Using the 14 Minutes Timer
This timer is already set to 14 minutes. Press Start Timer when you are ready, keep the browser tab open, and use the sound selector or full-screen view if you need a clearer alert.
14 Minutes sits in the short focus block range - about 23.3% of an hour, and 4 of them fit inside an hour. That length suits steeping and cooling tea, a kitchen tidy blitz, or a power-nap window, so pick one job before you press Start and let the countdown protect it. When you need a few of these running side by side, the multi-timer keeps them all on one screen.
A timer measures a length, not a clock time. If what you really want is an alert at a set moment - a meeting, a wake-up, a pickup - an online alarm is the better fit, and you can keep both open at once. For anything you would rather measure going up instead of down, like laps or how long a chore actually takes, switch to the stopwatch.
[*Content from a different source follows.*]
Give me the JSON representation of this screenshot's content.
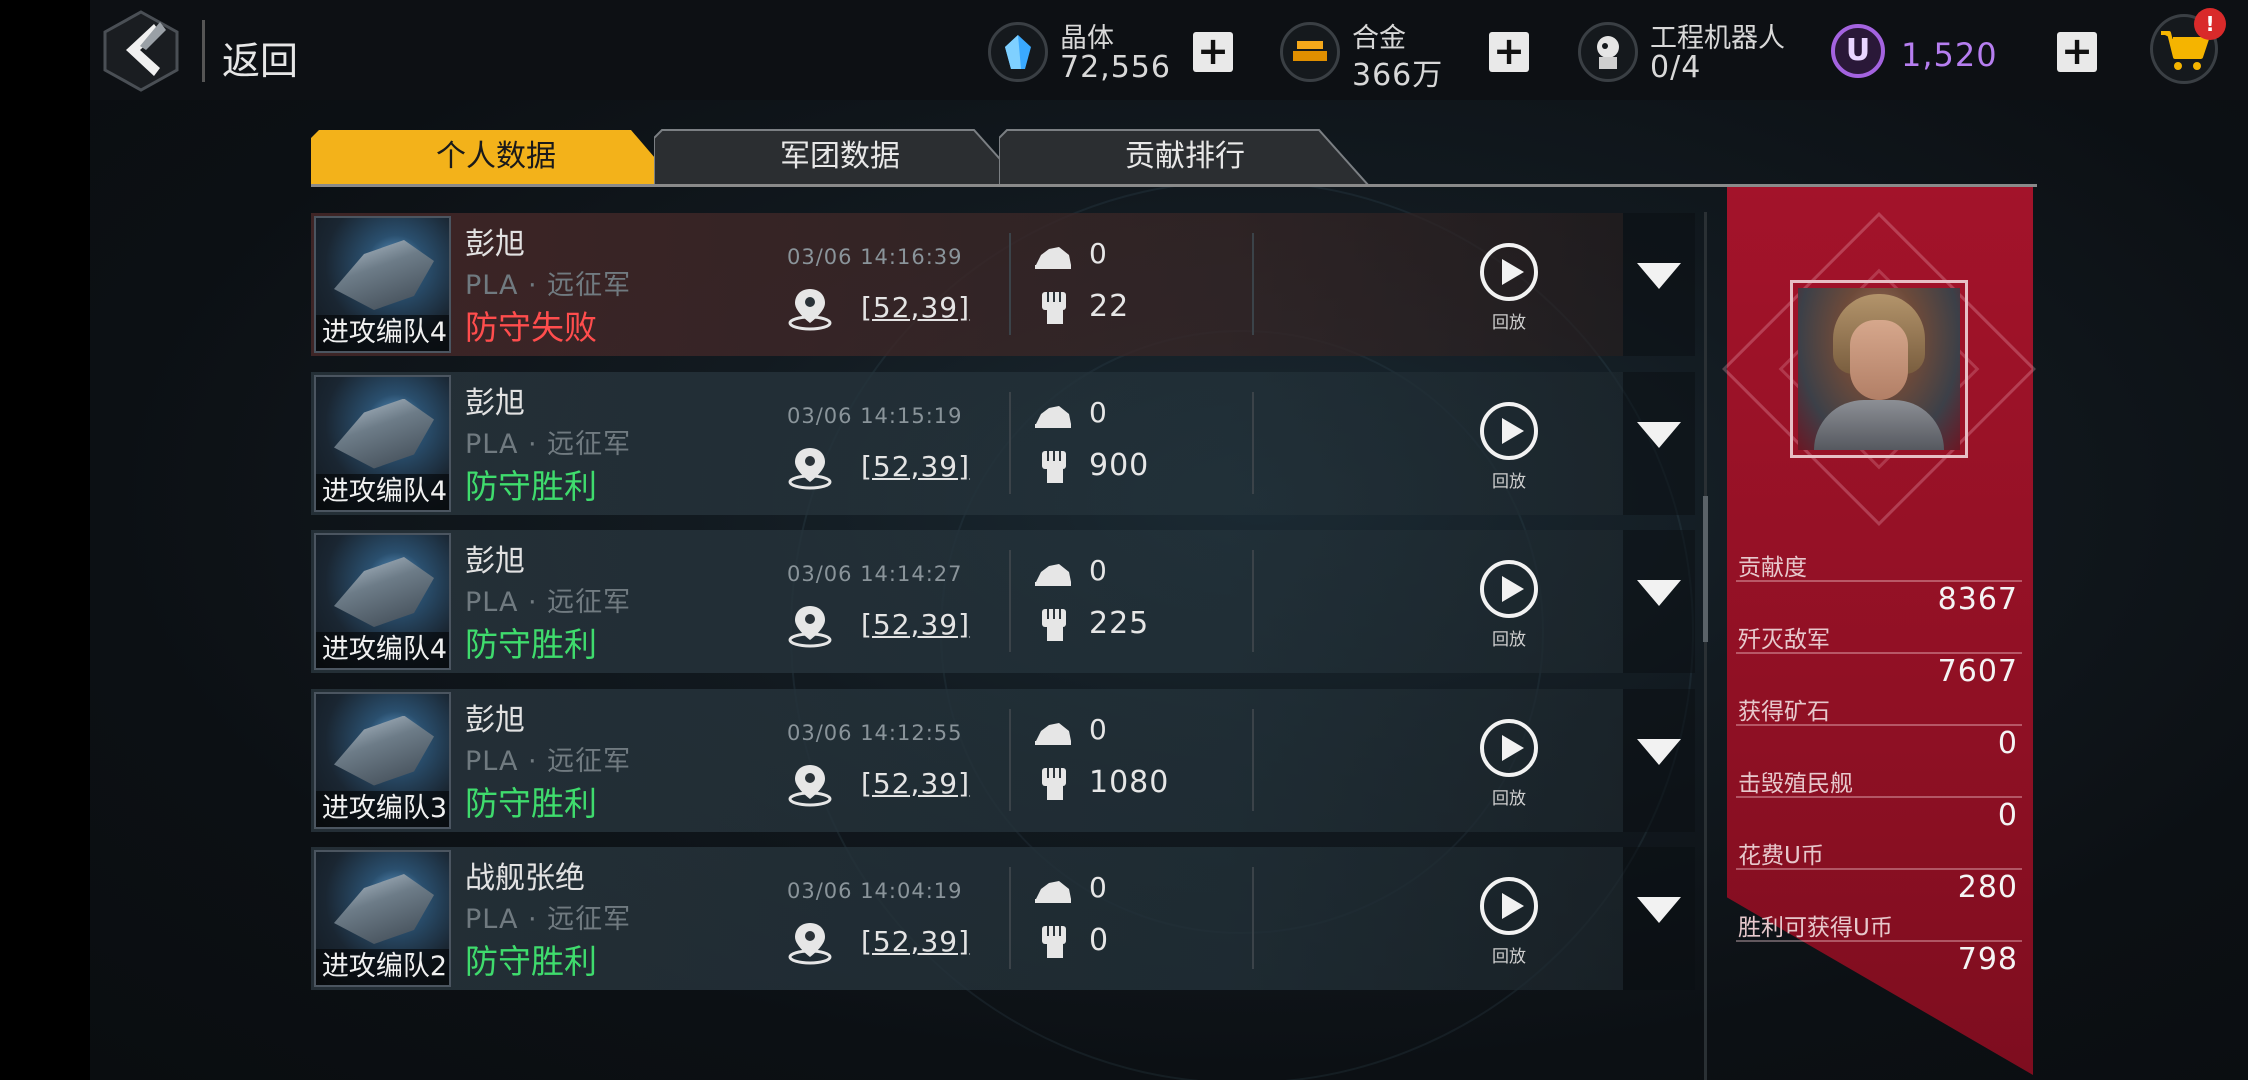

Precisely, 14 Minutes is 840 seconds (14 minutes). The countdown runs in this browser tab, so keeping the tab open and the device awake is what lets it ring on time - give longer timers a quick sound check before you step away.
How to use 14 Minutes without wasting it
14 Minutes is long enough to make progress but short enough to feel easy to start. Choose one clear task before pressing Start, then stop when the timer ends instead of letting the session sprawl.
A 14 Minutes timer is 23.3% of an hour, so 4 of them fit into 60 minutes. Keep one visible cue nearby: a recipe, workout set, reading page, checklist, or meeting note.
- 14 minutes (840 seconds)
- 4 fit in an hour
- 23.3% of an hour
14 Minutes planning table
| Moment | Use it for | Practical cue |
|---|---|---|
| First part | Get ready for steeping and cooling tea | Open the tab, confirm sound, and remove one distraction. |
| Middle part | Stay with a kitchen tidy blitz | Let the 14 Minutes countdown create a clear boundary. |
| Final part | Close out a power-nap window | Use the alert as a stop signal, not a reason to keep drifting. |
14 Minutes pace checkpoints
A 14 Minutes countdown is easiest to use when it has checkpoints. Think of it as about three blocks of 4 minutes: start the task, stay with the middle, then leave enough time to close it properly.
| Checkpoint | When it happens | What to decide |
|---|---|---|
| Quarter check | 3 minutes 30 seconds after start | 10 minutes 30 seconds left to keep the task moving. |
| Halfway check | 7 minutes after start | 7 minutes left to decide whether to finish or simplify. |
| Final cue | 12 minutes 36 seconds after start | 1 minute 24 seconds left for saving, wiping down, stretching, or stopping cleanly. |
How to make 14 Minutes useful
- Use 14 Minutes for a single named task, not a mixed checklist.
- If the task needs setup, spend no more than 3 minutes 30 seconds preparing before the real work begins.
- At the halfway mark, ask whether the goal still fits inside the remaining 7 minutes.
When this duration is not ideal
Do not pack several unrelated tasks into 14 Minutes. Pick one outcome, such as drafting, cleaning, reading, or exercising.
Pair short timers with the Pomodoro method - Work in focused bursts and take a break when the bell rings.
14 Minutes timer - FAQ
How long is a 14 Minutes timer?
It counts down for exactly 14 Minutes - That's 840 seconds, or 14 minutes.
What is a 14 Minutes timer good for?
It works best as a short focus block for steeping and cooling tea, a kitchen tidy blitz, a power-nap window.
Should I use 14 Minutes or a different timer?
If 14 Minutes is not quite right, try the nearby 5 minutes timer or choose another related countdown below.
Related timers
If 14 Minutes is not quite right, try the nearby 5 minutes timer or choose another related countdown below.
Related guide
Using a timer to stay focused? Learn the best work/break lengths in our guide to the Pomodoro Technique and timer lengths.